A better way to diagnose CNS infections
Fast, reliable results are critical for diagnosing and treating meningitis and encephalitis. Fortunately, syndromic testing delivers fast, accurate results for pathogens most often associated with CNS infections.With syndromic testing, you can:
- Run tests on-demand, 24/7, without needing many highly-trained lab staff with specific expertise
- Get comprehensive results, including differentiating bacterial, viral and fungal pathogens, in about an hour
- Provide improved, evidence-based care for your patients
References
- Meningitis Now. https://www.meningitisnow.org/support-us/news-centre/meningitis-stories/david-ms-story/.
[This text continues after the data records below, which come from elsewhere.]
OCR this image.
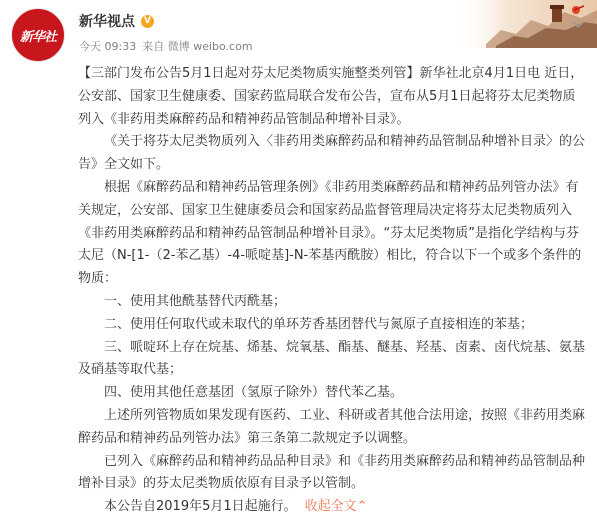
新华社
新华视点	V
今天 09:33 来自 微博 weibo.com

【三部门发布公告5月1日起对芬太尼类物质实施整类列管】新华社北京4月1日电 近日，公安部、国家卫生健康委、国家药监局联合发布公告，宣布从5月1日起将芬太尼类物质列入《非药用类麻醉药品和精神药品管制品种增补目录》。

《关于将芬太尼类物质列入〈非药用类麻醉药品和精神药品管制品种增补目录〉的公告》全文如下。

根据《麻醉药品和精神药品管理条例》《非药用类麻醉药品和精神药品列管办法》有关规定，公安部、国家卫生健康委员会和国家药品监督管理局决定将芬太尼类物质列入《非药用类麻醉药品和精神药品管制品种增补目录》。“芬太尼类物质”是指化学结构与芬太尼（N-[1-（2-苯乙基）-4-哌啶基]-N-苯基丙酰胺）相比，符合以下一个或多个条件的物质：

一、使用其他酰基替代丙酰基；

二、使用任何取代或未取代的单环芳香基团替代与氮原子直接相连的苯基；

三、哌啶环上存在烷基、烯基、烷氧基、酯基、醚基、羟基、卤素、卤代烷基、氨基及硝基等取代基；

四、使用其他任意基团（氢原子除外）替代苯乙基。

上述所列管物质如果发现有医药、工业、科研或者其他合法用途，按照《非药用类麻醉药品和精神药品列管办法》第三条第二款规定予以调整。

已列入《麻醉药品和精神药品品种目录》和《非药用类麻醉药品和精神药品管制品种增补目录》的芬太尼类物质依原有目录予以管制。

本公告自2019年5月1日起施行。 收起全文⌃
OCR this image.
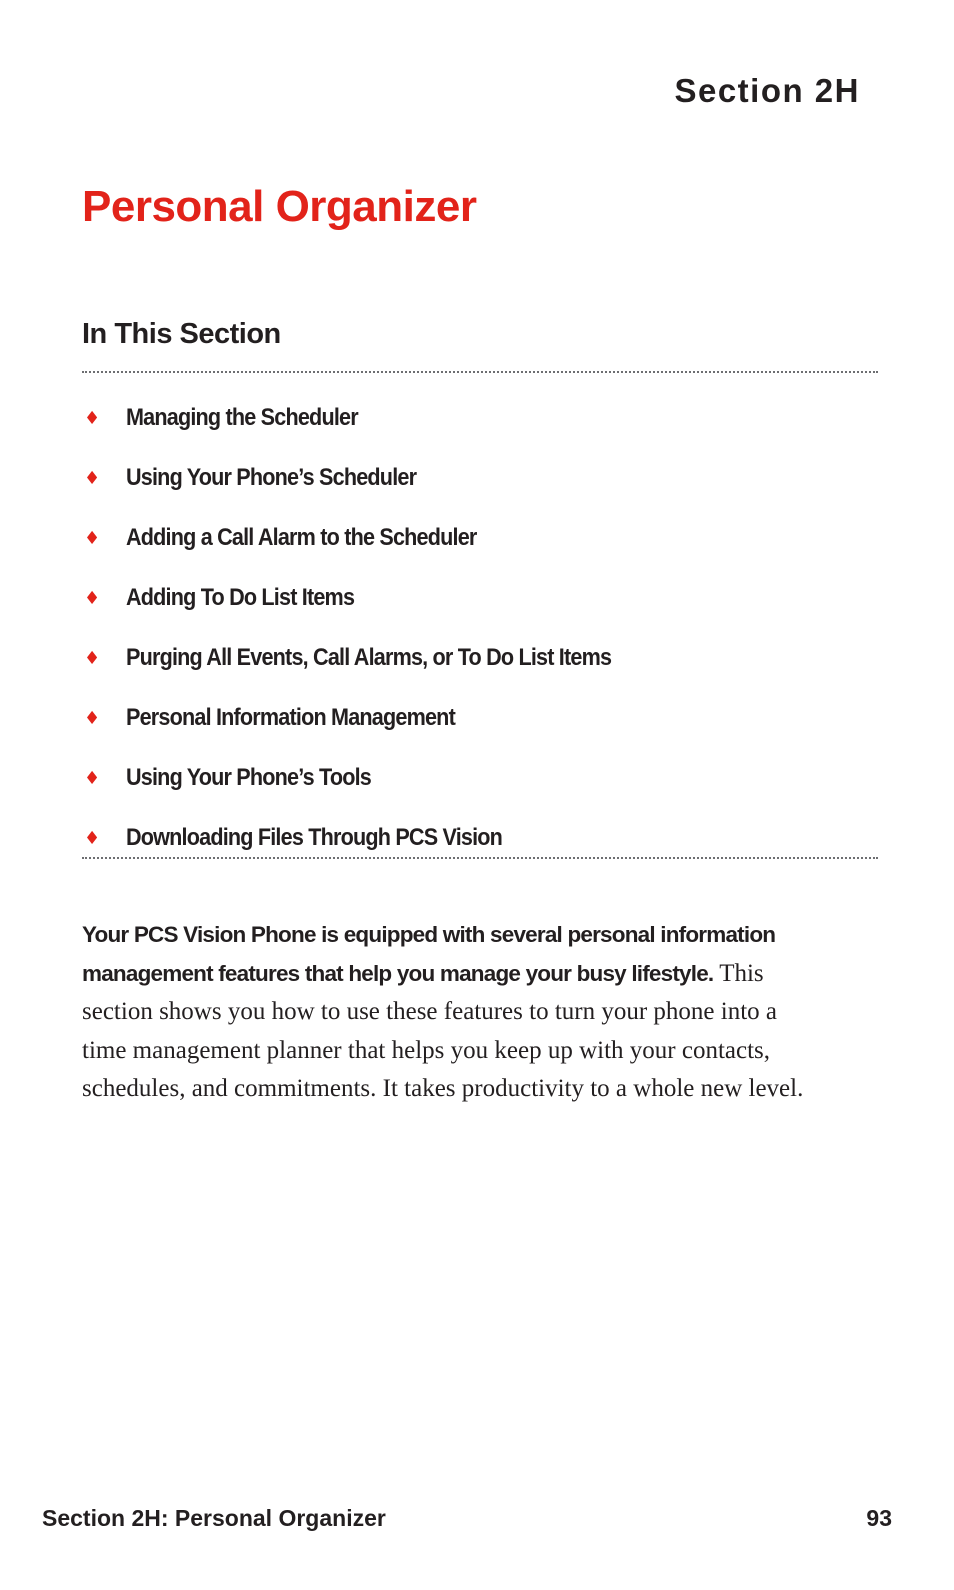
Section 2H
Personal Organizer
In This Section
♦	Managing the Scheduler
♦	Using Your Phone’s Scheduler
♦	Adding a Call Alarm to the Scheduler
♦	Adding To Do List Items
♦	Purging All Events, Call Alarms, or To Do List Items
♦	Personal Information Management
♦	Using Your Phone’s Tools
♦	Downloading Files Through PCS Vision

Your PCS Vision Phone is equipped with several personal information management features that help you manage your busy lifestyle. This section shows you how to use these features to turn your phone into a time management planner that helps you keep up with your contacts, schedules, and commitments. It takes productivity to a whole new level.

Section 2H: Personal Organizer	93
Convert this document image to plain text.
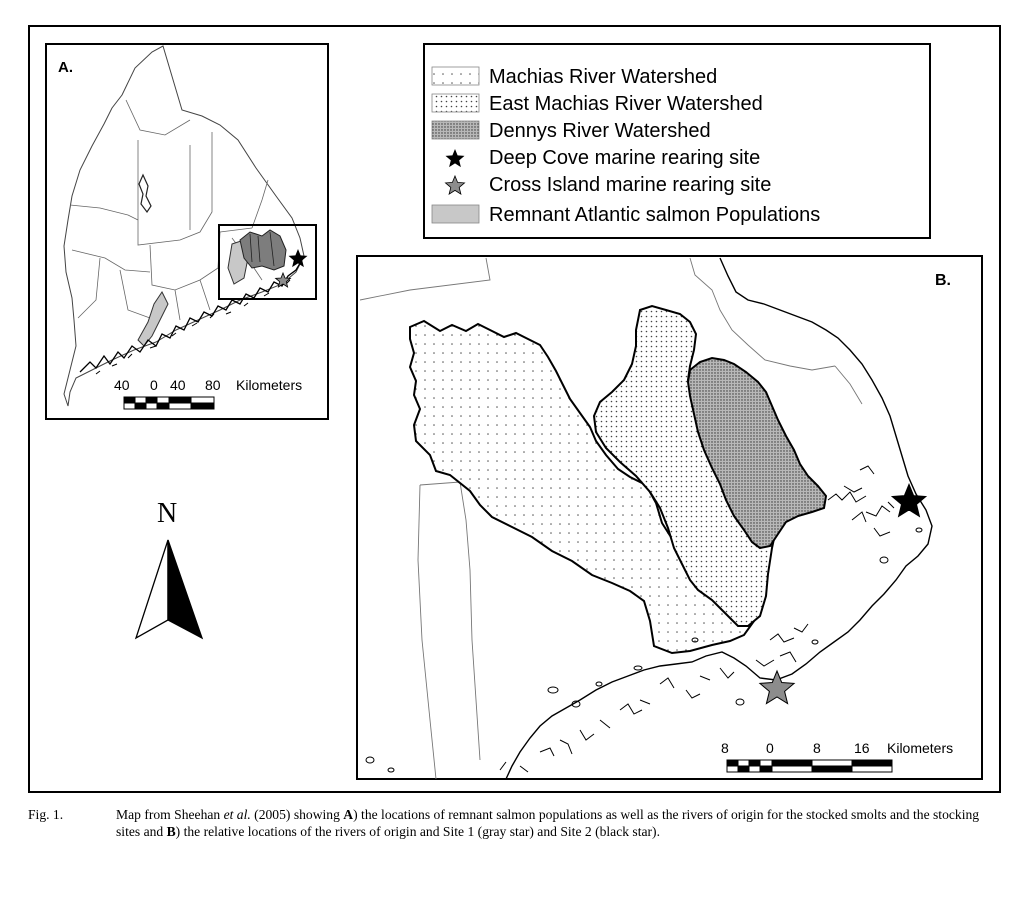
A.
40 0 40 80 Kilometers
Machias River Watershed
East Machias River Watershed
Dennys River Watershed
Deep Cove marine rearing site
Cross Island marine rearing site
Remnant Atlantic salmon Populations
N
B.
8	0	8 16 Kilometers
Fig. 1.	Map from Sheehan et al. (2005) showing A) the locations of remnant salmon populations as well as the rivers of origin for the stocked smolts and the stocking sites and B) the relative locations of the rivers of origin and Site 1 (gray star) and Site 2 (black star).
- Meningitis Research Foundation. https://www.meningitis.org/meningitis/the-global-burden-of-meningitis.
- Durand M.L. et al. (1993) N Engl J Med. 328(1), 21–28. doi: 10.1056/NEJM199301073280104.
- Rosenstein N.E. et al. (2001) N Engl J Med. 344, 1378–1388. doi: 10.1056/NEJM20010503344180.
- Proulx, N., et al. (2005) QJM. 98(4), 291–298. https://doi.org/10.1093/qjmed/hci047.
- Cedars-Sinai.org. https://www.cedars-sinai.org/health-library/diseases-and-conditions/b/bacterial-meningitis.html.
- Mayo Clinic. https://www.mayoclinic.org/diseases-conditions/meningitis/diagnosis-treatment/drc-20350514.
- Johns Hopkins Medicine. https://www.hopkinsmedicine.org/health/conditions-and-diseases/encephalitis.
- Van de Beek D. et al. (2016) Cli Microbiol Infect. 22, S37–S62. doi: 10.1016/j.cmi.2016.01.007.
- Dien Bard J. and Alby K. (2018) J Clin Microbiol. 56(4), e00018-18. https://doi.org/10.1128/jcm.00018-18.
- Cailleaux M. et al. (2019) Eur J Clin Microbiol Infect Dis. 39, 293–297. https://doi.org/10.1007/s10096-019-03724-7.
- O’Brien M, et al. (2018) J. Pediatr. Infect. Dis. 37, 868-71
- Leber A. et al. (2016) J Clin Microbiol. 59(4), 2251–2261. doi: https://doi.org/10.1128/JCM.00730-16.
- Moffa M.A., et al. (2020) Antibiotics (Basel). 9(6), 282 doi: 10.3390/antibiotics9060282.
- Posnakoglou L. et al. (2020) Eur J Clin Microbiol Infect Dis. 39, 2379–2386. doi:10.1007/s10096-020-03986-6.
- Hagen, A. et al. (2020) BMC. Pediatr. 20(1), 56.
- PATH. https://www.path.org/articles/toward-world-without-meningitis/.
- Dumkow. LED. Worden. LJW. Rao. SNR. 2021. Syndromic diagnostic testing: a new way to approach patient care in the treatment of infectious diseases. Journal of Antimicrobial Chemotherapy. Pages iii4–iii11.